Here’s a table that summarizes the similarities and differences between an experimental and a quasi-experimental study design:
Experimental Study (a.k.a. Randomized Controlled Trial) | Quasi-Experimental Study | |
---|---|---|
Objective | Evaluate the effect of an intervention or a treatment | Evaluate the effect of an intervention or a treatment |
How participants get assigned to groups? | Random assignment | Non-random assignment (participants get assigned according to their choosing or that of the researcher) |
Is there a control group? | Yes | Not always (although, if present, a control group will provide better evidence for the study results) |
Is there any room for confounding? | No (although check Manson et al. for a detailed discussion on post-randomization confounding in randomized controlled trials) | Yes (however, statistical techniques can be used to study causal relationships in quasi-experiments) |
Level of evidence | A randomized trial is at the highest level in the hierarchy of evidence | A quasi-experiment is one level below the experimental study in the hierarchy of evidence [source] |
Advantages | Minimizes bias and confounding | – Can be used in situations where an experiment is not ethically or practically feasible – Can work with smaller sample sizes than randomized trials |
Limitations | – High cost (as it generally requires a large sample size) – Ethical limitations – Generalizability issues – Sometimes practically infeasible | Lower ranking in the hierarchy of evidence as losing the power of randomization causes the study to be more susceptible to bias and confounding |
What is a quasi-experimental design?
A quasi-experimental design is a non-randomized study design used to evaluate the effect of an intervention. The intervention can be a training program, a policy change or a medical treatment.
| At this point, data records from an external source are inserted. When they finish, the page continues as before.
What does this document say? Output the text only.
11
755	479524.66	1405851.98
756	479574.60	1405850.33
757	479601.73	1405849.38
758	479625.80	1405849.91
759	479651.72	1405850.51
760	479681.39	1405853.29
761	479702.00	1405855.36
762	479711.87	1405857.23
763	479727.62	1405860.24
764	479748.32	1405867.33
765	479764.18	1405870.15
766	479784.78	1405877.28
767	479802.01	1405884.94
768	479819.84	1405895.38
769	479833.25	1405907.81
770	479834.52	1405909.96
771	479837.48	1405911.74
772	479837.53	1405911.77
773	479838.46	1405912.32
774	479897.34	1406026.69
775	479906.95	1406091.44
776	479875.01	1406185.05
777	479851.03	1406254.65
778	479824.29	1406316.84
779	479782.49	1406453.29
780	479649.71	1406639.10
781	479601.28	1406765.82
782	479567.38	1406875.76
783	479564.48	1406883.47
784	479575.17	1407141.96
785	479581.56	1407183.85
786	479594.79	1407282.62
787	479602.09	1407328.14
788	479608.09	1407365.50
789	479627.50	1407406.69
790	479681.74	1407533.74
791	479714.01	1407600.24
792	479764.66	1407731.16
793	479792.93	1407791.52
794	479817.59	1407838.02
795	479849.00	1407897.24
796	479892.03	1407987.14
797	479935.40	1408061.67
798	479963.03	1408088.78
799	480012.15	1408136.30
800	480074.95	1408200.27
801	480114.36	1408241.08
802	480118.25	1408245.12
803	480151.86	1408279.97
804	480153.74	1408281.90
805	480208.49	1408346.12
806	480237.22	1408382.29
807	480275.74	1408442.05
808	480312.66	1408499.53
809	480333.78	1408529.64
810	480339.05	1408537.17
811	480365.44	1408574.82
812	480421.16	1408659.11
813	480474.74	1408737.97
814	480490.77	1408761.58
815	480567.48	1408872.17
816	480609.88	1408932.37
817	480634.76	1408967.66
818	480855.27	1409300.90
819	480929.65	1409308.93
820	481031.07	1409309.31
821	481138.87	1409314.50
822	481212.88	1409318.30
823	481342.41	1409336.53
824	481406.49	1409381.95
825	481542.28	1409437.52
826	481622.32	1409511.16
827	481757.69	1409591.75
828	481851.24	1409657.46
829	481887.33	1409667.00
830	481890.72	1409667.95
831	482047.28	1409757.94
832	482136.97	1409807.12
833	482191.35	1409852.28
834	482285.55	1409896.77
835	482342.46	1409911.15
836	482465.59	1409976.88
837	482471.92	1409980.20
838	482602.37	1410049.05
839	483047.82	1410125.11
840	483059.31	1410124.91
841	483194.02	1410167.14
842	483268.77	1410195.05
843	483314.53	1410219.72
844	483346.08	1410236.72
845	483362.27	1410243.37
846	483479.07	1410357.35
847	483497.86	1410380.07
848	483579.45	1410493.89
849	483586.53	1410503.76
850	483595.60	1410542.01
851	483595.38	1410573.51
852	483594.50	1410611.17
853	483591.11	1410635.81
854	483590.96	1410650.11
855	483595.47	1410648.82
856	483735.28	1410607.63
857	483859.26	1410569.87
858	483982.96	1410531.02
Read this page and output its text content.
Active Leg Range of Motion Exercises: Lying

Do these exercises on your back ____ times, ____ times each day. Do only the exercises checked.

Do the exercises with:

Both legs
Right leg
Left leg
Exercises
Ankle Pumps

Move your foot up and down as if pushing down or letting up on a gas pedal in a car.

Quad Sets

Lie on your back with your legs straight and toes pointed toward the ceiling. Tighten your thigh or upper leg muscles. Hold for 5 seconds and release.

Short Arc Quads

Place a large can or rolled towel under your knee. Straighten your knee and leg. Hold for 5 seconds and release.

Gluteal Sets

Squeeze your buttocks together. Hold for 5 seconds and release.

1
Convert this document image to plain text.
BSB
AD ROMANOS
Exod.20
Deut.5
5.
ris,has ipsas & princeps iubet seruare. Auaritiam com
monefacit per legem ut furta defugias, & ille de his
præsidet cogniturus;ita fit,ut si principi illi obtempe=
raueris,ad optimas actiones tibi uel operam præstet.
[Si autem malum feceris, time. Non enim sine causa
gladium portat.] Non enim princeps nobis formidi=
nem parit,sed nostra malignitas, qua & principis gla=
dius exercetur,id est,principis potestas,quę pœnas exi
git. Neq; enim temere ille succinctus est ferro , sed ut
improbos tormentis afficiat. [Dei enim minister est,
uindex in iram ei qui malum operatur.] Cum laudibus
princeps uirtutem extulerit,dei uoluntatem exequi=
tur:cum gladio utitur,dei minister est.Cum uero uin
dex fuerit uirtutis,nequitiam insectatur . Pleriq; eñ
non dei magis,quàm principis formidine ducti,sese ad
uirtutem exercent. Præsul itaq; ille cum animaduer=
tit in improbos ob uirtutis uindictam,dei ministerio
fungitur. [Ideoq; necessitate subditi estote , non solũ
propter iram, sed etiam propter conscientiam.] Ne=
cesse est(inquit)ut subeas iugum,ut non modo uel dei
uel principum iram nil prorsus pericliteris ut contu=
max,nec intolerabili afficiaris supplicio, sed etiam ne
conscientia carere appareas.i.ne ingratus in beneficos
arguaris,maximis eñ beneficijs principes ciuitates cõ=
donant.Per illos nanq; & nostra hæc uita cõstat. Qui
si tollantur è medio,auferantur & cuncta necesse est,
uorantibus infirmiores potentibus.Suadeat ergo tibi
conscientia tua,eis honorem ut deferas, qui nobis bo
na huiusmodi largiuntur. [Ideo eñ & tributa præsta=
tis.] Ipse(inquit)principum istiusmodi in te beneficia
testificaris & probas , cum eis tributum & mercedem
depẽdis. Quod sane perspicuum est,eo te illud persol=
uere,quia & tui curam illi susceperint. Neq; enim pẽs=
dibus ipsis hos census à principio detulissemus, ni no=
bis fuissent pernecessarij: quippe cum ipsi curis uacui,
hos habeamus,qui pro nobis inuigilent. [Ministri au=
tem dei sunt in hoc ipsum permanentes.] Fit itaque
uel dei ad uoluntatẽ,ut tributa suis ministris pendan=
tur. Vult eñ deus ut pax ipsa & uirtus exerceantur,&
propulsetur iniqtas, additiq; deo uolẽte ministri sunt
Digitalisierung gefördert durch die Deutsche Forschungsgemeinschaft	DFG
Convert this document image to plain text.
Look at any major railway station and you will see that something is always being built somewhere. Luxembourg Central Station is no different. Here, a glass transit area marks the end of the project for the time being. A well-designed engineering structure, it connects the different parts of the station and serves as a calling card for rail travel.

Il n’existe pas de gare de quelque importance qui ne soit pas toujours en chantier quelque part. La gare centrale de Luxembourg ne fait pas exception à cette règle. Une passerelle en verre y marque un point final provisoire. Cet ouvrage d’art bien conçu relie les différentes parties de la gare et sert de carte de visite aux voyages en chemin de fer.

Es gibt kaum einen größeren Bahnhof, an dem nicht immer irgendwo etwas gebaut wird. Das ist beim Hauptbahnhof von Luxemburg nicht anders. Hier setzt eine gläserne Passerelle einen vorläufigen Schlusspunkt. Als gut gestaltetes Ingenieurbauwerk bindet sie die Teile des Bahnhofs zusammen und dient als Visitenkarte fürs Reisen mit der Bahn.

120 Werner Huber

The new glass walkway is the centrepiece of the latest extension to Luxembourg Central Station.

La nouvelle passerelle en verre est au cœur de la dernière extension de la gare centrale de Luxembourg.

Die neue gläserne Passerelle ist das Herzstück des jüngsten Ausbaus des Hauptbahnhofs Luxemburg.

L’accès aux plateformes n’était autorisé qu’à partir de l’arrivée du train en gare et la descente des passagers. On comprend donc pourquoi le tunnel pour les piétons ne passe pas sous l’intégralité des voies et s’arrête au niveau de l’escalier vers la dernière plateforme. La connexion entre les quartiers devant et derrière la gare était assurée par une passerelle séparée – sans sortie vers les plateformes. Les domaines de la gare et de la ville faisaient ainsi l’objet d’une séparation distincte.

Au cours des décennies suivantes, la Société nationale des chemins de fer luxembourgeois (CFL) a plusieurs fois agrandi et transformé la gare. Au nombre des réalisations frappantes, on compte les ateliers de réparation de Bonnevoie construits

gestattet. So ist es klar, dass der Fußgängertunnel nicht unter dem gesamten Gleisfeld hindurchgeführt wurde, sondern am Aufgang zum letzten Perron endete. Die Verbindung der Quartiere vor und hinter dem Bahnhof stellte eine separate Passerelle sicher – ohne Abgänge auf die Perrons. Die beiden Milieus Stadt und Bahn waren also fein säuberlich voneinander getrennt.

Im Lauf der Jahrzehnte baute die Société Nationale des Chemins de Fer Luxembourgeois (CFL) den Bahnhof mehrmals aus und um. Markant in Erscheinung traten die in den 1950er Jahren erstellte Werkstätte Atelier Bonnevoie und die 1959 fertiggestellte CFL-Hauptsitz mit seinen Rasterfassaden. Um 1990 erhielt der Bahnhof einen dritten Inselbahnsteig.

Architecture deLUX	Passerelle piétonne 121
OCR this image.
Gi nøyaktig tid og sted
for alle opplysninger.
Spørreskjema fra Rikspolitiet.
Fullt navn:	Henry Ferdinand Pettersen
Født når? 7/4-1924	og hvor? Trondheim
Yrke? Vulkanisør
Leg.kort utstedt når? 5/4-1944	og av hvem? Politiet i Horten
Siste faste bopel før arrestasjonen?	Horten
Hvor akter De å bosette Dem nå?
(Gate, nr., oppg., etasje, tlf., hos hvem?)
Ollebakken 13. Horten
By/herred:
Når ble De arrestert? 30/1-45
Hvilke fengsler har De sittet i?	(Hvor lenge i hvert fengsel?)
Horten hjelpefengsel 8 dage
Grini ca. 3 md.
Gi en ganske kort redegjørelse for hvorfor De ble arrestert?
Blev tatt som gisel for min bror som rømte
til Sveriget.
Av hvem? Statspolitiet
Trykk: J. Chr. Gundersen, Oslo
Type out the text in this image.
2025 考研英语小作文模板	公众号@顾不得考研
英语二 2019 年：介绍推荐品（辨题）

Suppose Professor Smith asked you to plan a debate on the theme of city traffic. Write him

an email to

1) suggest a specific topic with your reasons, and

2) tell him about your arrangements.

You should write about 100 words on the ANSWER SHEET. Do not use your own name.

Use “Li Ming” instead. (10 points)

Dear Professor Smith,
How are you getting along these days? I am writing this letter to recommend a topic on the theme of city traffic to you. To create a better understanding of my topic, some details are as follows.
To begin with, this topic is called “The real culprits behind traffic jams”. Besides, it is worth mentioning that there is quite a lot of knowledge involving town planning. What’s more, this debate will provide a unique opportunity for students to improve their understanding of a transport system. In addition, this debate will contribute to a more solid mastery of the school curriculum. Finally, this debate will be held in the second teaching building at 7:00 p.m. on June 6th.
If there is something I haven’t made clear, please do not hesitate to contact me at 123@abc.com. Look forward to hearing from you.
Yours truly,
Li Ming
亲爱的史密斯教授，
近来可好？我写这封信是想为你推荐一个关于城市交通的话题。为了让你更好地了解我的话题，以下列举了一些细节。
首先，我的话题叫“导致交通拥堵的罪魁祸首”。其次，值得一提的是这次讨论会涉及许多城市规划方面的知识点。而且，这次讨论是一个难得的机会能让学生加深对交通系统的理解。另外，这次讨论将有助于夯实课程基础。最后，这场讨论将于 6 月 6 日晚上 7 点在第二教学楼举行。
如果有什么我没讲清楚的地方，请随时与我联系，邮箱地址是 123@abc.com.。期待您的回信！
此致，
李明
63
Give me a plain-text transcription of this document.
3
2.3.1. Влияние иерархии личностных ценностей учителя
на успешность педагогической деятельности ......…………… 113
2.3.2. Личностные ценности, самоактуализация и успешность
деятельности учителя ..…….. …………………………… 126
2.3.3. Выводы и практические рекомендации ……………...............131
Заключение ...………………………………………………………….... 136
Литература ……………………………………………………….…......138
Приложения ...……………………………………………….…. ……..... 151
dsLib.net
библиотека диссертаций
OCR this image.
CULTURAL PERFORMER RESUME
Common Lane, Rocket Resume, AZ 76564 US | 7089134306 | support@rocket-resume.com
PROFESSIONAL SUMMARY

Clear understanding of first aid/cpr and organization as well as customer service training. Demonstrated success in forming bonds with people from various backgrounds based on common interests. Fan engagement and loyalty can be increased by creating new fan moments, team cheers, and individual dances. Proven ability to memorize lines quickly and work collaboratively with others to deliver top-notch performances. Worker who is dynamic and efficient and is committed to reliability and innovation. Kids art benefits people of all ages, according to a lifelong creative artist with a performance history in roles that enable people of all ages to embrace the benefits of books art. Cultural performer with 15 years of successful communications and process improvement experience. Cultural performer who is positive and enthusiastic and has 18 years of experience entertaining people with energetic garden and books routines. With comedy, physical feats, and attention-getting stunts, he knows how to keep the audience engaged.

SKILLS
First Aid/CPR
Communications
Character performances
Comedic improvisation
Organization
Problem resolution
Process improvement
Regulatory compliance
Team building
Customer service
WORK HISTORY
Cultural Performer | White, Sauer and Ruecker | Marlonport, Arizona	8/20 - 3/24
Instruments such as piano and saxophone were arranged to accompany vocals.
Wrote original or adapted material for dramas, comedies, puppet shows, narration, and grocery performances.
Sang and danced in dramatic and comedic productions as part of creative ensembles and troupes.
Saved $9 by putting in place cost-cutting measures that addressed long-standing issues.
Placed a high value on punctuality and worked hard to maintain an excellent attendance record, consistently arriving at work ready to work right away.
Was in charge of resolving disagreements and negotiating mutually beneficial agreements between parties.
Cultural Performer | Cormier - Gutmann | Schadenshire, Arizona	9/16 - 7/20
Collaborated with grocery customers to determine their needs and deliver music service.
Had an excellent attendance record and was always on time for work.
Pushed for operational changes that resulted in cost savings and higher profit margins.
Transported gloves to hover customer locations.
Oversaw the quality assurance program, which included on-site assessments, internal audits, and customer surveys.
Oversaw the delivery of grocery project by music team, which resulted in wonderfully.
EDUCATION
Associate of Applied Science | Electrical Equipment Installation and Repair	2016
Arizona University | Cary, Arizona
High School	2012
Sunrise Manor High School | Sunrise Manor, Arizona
Unlike a true experiment, in a quasi-experimental study the choice of who gets the intervention and who doesn’t is not randomized. Instead, the intervention can be assigned to participants according to their choosing or that of the researcher, or by using any method other than randomness.
Having a control group is not required, but if present, it provides a higher level of evidence for the relationship between the intervention and the outcome.
(for more information, I recommend my other article: Understand Quasi-Experimental Design Through an Example).
Examples of quasi-experimental designs include:
- One-Group Posttest Only Design
- Static-Group Comparison Design
- One-Group Pretest-Posttest Design
- Separate-Sample Pretest-Posttest Design
What is an experimental design?
An experimental design is a randomized study design used to evaluate the effect of an intervention. In its simplest form, the participants will be randomly divided into 2 groups:
- A treatment group: where participants receive the new intervention which effect we want to study.
- A control or comparison group: where participants do not receive any intervention at all (or receive some standard intervention).
Randomization ensures that each participant has the same chance of receiving the intervention. Its objective is to equalize the 2 groups, and therefore, any observed difference in the study outcome afterwards will only be attributed to the intervention – i.e. it removes confounding.
(for more information, I recommend my other article: Purpose and Limitations of Random Assignment).
Examples of experimental designs include:
- Posttest-Only Control Group Design
- Pretest-Posttest Control Group Design
- Solomon Four-Group Design
- Matched Pairs Design
- Randomized Block Design
When to choose an experimental design over a quasi-experimental design?
Although many statistical techniques can be used to deal with confounding in a quasi-experimental study, in practice, randomization is still the best tool we have to study causal relationships.
Another problem with quasi-experiments is the natural progression of the disease or the condition under study — When studying the effect of an intervention over time, one should consider natural changes because these can be mistaken with changes in outcome that are caused by the intervention. Having a well-chosen control group helps dealing with this issue.
So, if losing the element of randomness seems like an unwise step down in the hierarchy of evidence, why would we ever want to do it?
This is what we’re going to discuss next.
When to choose a quasi-experimental design over a true experiment?
The issue with randomness is that it cannot be always achievable.
So here are some cases where using a quasi-experimental design makes more sense than using an experimental one:
- If being in one group is believed to be harmful for the participants, either because the intervention is harmful (ex. randomizing people to smoking), or the intervention has a questionable efficacy, or on the contrary it is believed to be so beneficial that it would be malevolent to put people in the control group (ex. randomizing people to receiving an operation).
- In cases where interventions act on a group of people in a given location, it becomes difficult to adequately randomize subjects (ex. an intervention that reduces pollution in a given area).
- When working with small sample sizes, as randomized controlled trials require a large sample size to account for heterogeneity among subjects (i.e. to evenly distribute confounding variables between the intervention and control groups).